PENIANA AND OTHERS v. AFFRAM
1966
SUPREME COURT
GHANA
CORAM
- SARKODEE - ADOO C.J.
- MILLS-ODOI
- BRUCE-LYLE JJ.S.C
Areas of Law
- Property and Real Estate Law
- Civil Procedure
1966
SUPREME COURT
GHANA
CORAM
AI Generated Summary
This case concerns a land dispute where the plaintiff-respondent claimed ownership of land based on a purchase made by his late father 62 years ago. The defendants-appellants denied the sale and claimed the land belonged to their family. The trial judge ruled in favor of the plaintiff, leading to an appeal by the defendants. The appeal raised issues such as the sufficiency of the plaintiff's evidence, the necessity of proving sales by customary law, and the admissibility of previous judgments. Ultimately, the appellate court upheld the trial judge's decision, finding that the plaintiff succeeded on the strength of his own case and that the previous judgments were correctly admitted as evidence. The appeal was dismissed.
Bruce-Lyle J.S.C. delivered the judgment of the court. This is all appeal from the judgment of Simpson J. sitting in the Land Court, Ho, and dated 4 June 1960. The plaintiff-respondent (hereinafter referred to as the plaintiff) took an action against the defendants appellants (hereinafter referred to as the defendants) in the Local Court B of Peki State for a declaration of title to an extensive area of land west of Tsito, £G50 damages for trespass, an order for recovery of possession and perpetual injunction. This cause was later transferred to the Land Court, Ho, where pleadings were ordered. The plaintiff in his statement of claim based his claim on an outright sale of the land described in the writ to his late father by one Bie (deceased). He averred that the land had been in his father's and in his own possession for about 62 years and that seven years prior to the issue of the writ, the defendants, members of the defendants' families and their licensees had trespassed on the land and had been making farms thereon.
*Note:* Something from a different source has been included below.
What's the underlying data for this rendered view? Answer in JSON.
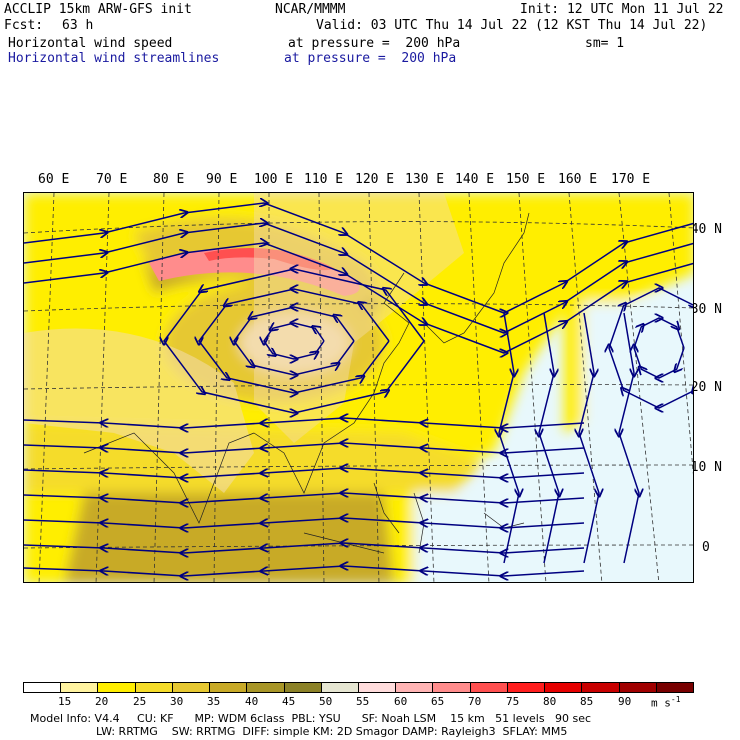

The defendants in their statement of defence denied any sale of the land to the plaintiff's father and averred that the land in dispute was the property of the first and third defendants' family and had been their family's property from time immemorial and pleaded estoppel by res judicata and by conduct. They also pleaded possession from time immemorial. The defendants further counterclaimed for a declaration of title, £G100 damages for trespass and an order for perpetual injunction.
Evidence was led by both parties in support of their respective claims and the learned trial judge, in a well-considered judgment, dismissed the counterclaim of the defendants and sustained the claim of the plaintiff. Against this judgment the defendants have appealed to this court.
Not less than fourteen grounds of appeal were filed but nine of them were canvassed and they are:
“(1) The learned judge was wrong in law in overlooking the important principle of law that a plaintiff must succeed on the strength of his own case.
(2) The learned judge was wrong in accepting the evidence of the plaintiff's title because it was not proved.
(3) The plaintiff failed to prove the extent of the land alleged to have been sold to his predecessor in title by Bie and Bansah.
(4) There was no proof of the sale being valid according to native custom of the area alleged to have been purchased by the plaintiff's predecessor in title.